Celebrating the 60th
year of the Malaysian Federation's establishment on 16th
September, Telum gathered a few Malaysian journalists to share their thoughts on the ways media and journalists can effectively navigate the challenge of maintaining unbiased reporting while also promoting a sense of national identity, especially when political issues dominate the news landscape in Malaysia.
Firdaus Azil, Broadcast Journalist, Astro AWANI
To me, it is very simple – the number one rule is that you must be neutral, not affiliating with any sides, especially with any political parties. Out of over 32 million people, some 4 or 5 million are taxpayers, not being obsessed with one single party. Media needs to respect the views and opinions of different groups and communities in Malaysia while promoting constructive dialogue and engagement amongst the public and encouraging critical thinking and media literacy.
Sharon Foo, Reporter, Sin Chew Daily
It has always been the norm in Malaysia for political issues to dominate the news platform over other matters. To maintain unbiased reporting, it's best to diversify the sources of information, ensuring that various voices, especially from both sides, are heard and reported. At the same time, extra efforts can be made to promote a sense of national identity. This can be achieved by reporting stories that focus on national harmony and unity alongside political news. In Malaysia, there are still many communities that are working hard to promote national unity by organising various events and campaigns. What the media can do here is support their efforts by providing coverage.
Teh Athira Yusof, Journalist, The Star
Malaysian journalists can navigate the challenges of maintaining unbiased reporting while promoting a sense of national identity by maintaining professional ethics and journalistic integrity.
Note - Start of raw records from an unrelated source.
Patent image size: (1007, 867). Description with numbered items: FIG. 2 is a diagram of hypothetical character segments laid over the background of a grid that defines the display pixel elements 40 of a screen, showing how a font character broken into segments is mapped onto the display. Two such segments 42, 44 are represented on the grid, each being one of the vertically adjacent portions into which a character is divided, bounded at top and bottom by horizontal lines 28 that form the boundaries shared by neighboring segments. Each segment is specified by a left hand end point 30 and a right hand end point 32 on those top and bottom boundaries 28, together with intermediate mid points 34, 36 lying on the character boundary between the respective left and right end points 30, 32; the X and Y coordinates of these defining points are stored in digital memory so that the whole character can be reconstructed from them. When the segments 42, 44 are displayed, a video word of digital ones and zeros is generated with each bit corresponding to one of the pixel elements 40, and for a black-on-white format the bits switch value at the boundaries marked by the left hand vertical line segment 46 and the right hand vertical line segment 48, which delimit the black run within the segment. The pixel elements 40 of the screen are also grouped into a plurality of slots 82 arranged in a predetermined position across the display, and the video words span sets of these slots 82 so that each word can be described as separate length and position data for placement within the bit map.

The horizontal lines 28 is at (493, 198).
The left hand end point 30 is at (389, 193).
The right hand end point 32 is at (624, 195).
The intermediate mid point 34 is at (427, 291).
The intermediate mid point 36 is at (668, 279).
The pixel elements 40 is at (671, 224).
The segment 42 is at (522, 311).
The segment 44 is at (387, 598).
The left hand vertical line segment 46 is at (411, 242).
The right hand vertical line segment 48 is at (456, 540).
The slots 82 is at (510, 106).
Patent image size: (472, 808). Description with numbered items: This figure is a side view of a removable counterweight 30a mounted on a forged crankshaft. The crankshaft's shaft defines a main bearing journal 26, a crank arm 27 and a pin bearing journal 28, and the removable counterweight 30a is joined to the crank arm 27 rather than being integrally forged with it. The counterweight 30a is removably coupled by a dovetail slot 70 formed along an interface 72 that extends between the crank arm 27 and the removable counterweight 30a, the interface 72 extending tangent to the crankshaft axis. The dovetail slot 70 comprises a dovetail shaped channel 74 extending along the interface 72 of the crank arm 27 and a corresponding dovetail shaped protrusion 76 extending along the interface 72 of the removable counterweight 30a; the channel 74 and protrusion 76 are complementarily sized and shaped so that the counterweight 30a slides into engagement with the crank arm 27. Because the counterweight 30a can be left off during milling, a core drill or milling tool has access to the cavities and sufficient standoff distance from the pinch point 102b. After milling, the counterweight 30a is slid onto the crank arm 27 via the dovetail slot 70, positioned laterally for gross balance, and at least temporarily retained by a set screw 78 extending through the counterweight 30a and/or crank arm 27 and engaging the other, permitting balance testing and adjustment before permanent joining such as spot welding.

The local media is responsible for providing balanced, informative and accurate coverage of political issues without being biased towards any political ideology or party. Journalists should highlight the common values and interests that unite the nation, such as cultural diversity, economic progress, and social harmony. In their role as the fourth estate, the media must also be vigilant against any attempts to divide society along ethnic and religious lines or to spread fake news and misinformation that can lead to social unrest.
Muqri Aziz, Reporter / Anchor, TVS
In the realm of Malaysian journalism, the struggle to balance impartial reporting with fostering a national identity amidst a politically charged news scene is undeniably human. Journalists grapple with the same ethical dilemmas we encounter in our daily lives. For them, integrity is paramount, mirroring our commitment to honesty in personal interactions. They strive to provide objective coverage, much like we aim for truthful conversations with friends. Simultaneously, nurturing a sense of national identity equates to celebrating their own cultural roots, akin to sharing stories of our family heritage. Moreover, journalists act as educators, teaching media literacy to help citizens distinguish fact from fiction—just as we help friends acquire essential life skills. Ultimately, Malaysian journalists are like us all, confronting the human challenge of preserving honesty while embracing their cultural identity within a politically charged landscape. It's a testament to their dedication to both truth and unity.
Nurul Suhaidi, Journalist, The Malaysian Reserve
Being a journalist, we are constantly being pushed to the edge of presenting the truth. Staying neutral can be tricky. Not only that but with a strong personal identity, our bias may influence the way we report, which shall be passed down to readers. When it comes to our unprecedented political landscape, stories can easily stir national unity. Therefore, we need to always stick to facts. Journalists should avoid sensationalising current racial or political tension that may negatively evoke the emotions of diverse Malaysians. Seek out opinions, but don’t forget the perspectives from various communities so we get a comprehensive picture that challenges our bias. Constant self-reflection and regulation are needed to build a narrative based on empathy.